Os estudos do Dr. Edison mostram que a Kappaphycus alvarezzi pode ser cultivada em diversas partes do litoral brasileiro. Seria interessante o incentivo desse cultivo para a indústria já estabelecida?
Setoguchi
 – Interessante é, mas é preciso ver se é interessante sob o ponto de vista econômico. Não interessa ter a alga ao lado da fábrica se isso custar mais caro do que trazê-la de fora. Das Filipinas, por exemplo, que consegue produzir a alga a um preço muito barato por ter matéria prima e mão de obra muito em conta.
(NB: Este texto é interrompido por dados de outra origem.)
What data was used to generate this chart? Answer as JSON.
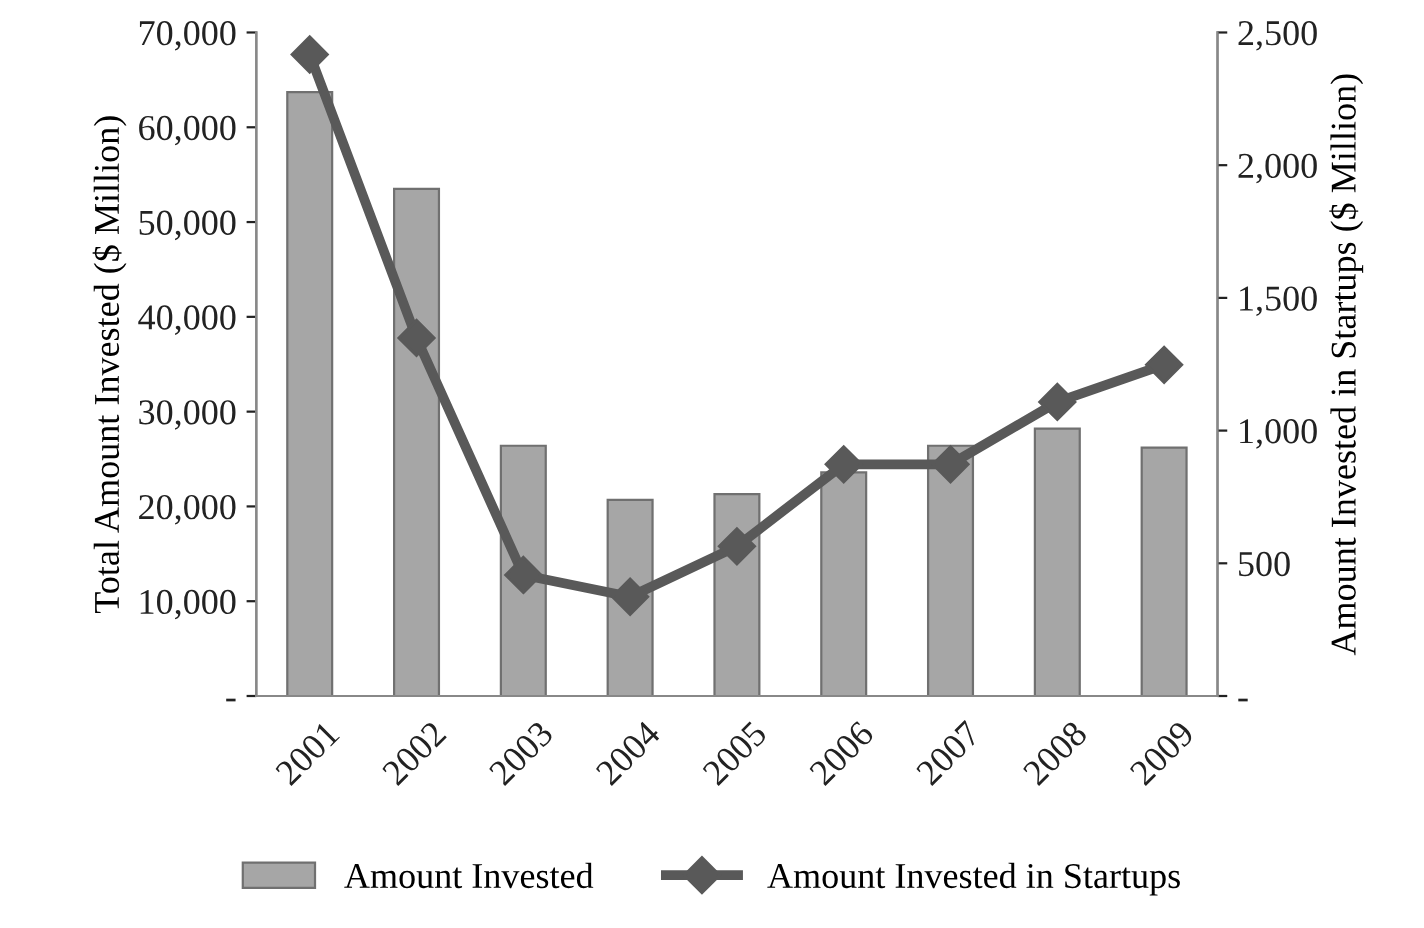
{
  "chart_data": {
    "type": "bar",
    "ylabel": "Total Amount Invested ($ Million)",
    "y2label": "Amount Invested in Startups ($ Million)",
    "categories": [
      "2001",
      "2002",
      "2003",
      "2004",
      "2005",
      "2006",
      "2007",
      "2008",
      "2009"
    ],
    "series": [
      {
        "name": "Amount Invested",
        "color": "#a6a6a6",
        "values": [
          63700,
          53500,
          26400,
          20700,
          21300,
          23600,
          26400,
          28200,
          26200
        ]
      },
      {
        "name": "Amount Invested in Startups",
        "color": "#595959",
        "type": "line",
        "axis": "y2",
        "marker": "diamond",
        "values": [
          2417,
          1349,
          456,
          374,
          564,
          873,
          873,
          1108,
          1248
        ]
      }
    ],
    "ylim": [
      0,
      70000
    ],
    "yticks": [
      {
        "value": 0,
        "label": "-"
      },
      {
        "value": 10000,
        "label": "10,000"
      },
      {
        "value": 20000,
        "label": "20,000"
      },
      {
        "value": 30000,
        "label": "30,000"
      },
      {
        "value": 40000,
        "label": "40,000"
      },
      {
        "value": 50000,
        "label": "50,000"
      },
      {
        "value": 60000,
        "label": "60,000"
      },
      {
        "value": 70000,
        "label": "70,000"
      }
    ],
    "y2lim": [
      0,
      2500
    ],
    "y2ticks": [
      {
        "value": 0,
        "label": "-"
      },
      {
        "value": 500,
        "label": "500"
      },
      {
        "value": 1000,
        "label": "1,000"
      },
      {
        "value": 1500,
        "label": "1,500"
      },
      {
        "value": 2000,
        "label": "2,000"
      },
      {
        "value": 2500,
        "label": "2,500"
      }
    ],
    "grid": false,
    "legend": "bottom"
  }
}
A Agar Brasileiro está importando algas?
Setoguchi
 – No momento não, mas temos projeto de importar a Kappaphycus seca para começar um processamento.

A que preço podem ser adquiridas hoje?
Setoguchi
 – As algas custam de 700 a 800 dólares a tonelada seca, entregue no porto no Brasil com frete pago. Mais impostos, vão chegar a um custo final de aproximadamente US$ 1.000 a tonelada.

As Filipinas têm oferecido algas com freqüencia?
Setoguchi 
– O Japão era um grande consumidor de algas das Filipinas e diminuiu sua procura. A oferta para nós aumentou muito, inclusive, fazendo o preço cair.

Qual o consumo de carragenanas no Brasil? Além do produto importrado existe espaço para a indústria nacional?
Setoguchi
 – O mercado é grande e o consumo brasileiro gira em torno de 350 a 400 ton/ano, mas a carragenana difere muito de uma aplicação para outra. Para o uso de alimentação para cachorro por exemplo, custa em torno de US$ 5 por quilo e para aplicação em leite, US$ 18. Têm várias empresas que importam e estão oferecendo as carragenanas no Brasil. O Chile, que é um grande produtor de carragenanas é um deles. A alga sai de lá sem imposto de importação, pois pagam só o ICM e geograficamente, estão mais perto de São Paulo do que nós na Paraiba. Essa proximidade em termos de frete faz uma diferença grande. Para sermos competitivos é preciso que tenhamos uma matéria prima muito barata.

Caso houvesse um parque de cultivo na região sudeste, seria comercialmente interessante ter uma ampliação da sua empresa também na região sudeste?
Setoguchi
 – Teríamos que montar uma fábrica nova e isso não é um investimento barato. Para o tamanho da nossa indústria sairia muito caro e não sei se valeria a pena. Teríamos de processar muitas algas. Para se ter uma idéia, para cada 1000 quilos de algas, tiramos 100 a 200 quilos de produto refinado.

Faz sentido afirmar que não interessa fazer uma produção grande por não ter para quem vender o produto?
Setoguchi
 – Exatamente. Acredito que no litoral de São Paulo e Rio de Janeiro o cultivo deve ficar inviável porque a mão de obra nessa região é mais cara que na região nordeste. Em termos de custo, certamente em São Paulo um cultivo ficará mais caro, a não ser que seja um cultivo grande, do tipo que gera 30 toneladas secas por mês, o que significa dizer cerca de 150 toneladas molhadas. Pelo menos isso, caso contrário, se tornará inviável em termos de custo, a não ser que se consiga fazer o cultivo trabalhando com poucas pessoas e, teoricamente, se precisa de muitas pessoas no mar para que seja viabilizado um cultivo. Mas,veja bem, estou falando do que eu apenas imagino, não existe nenhum estudo meu sobre isso.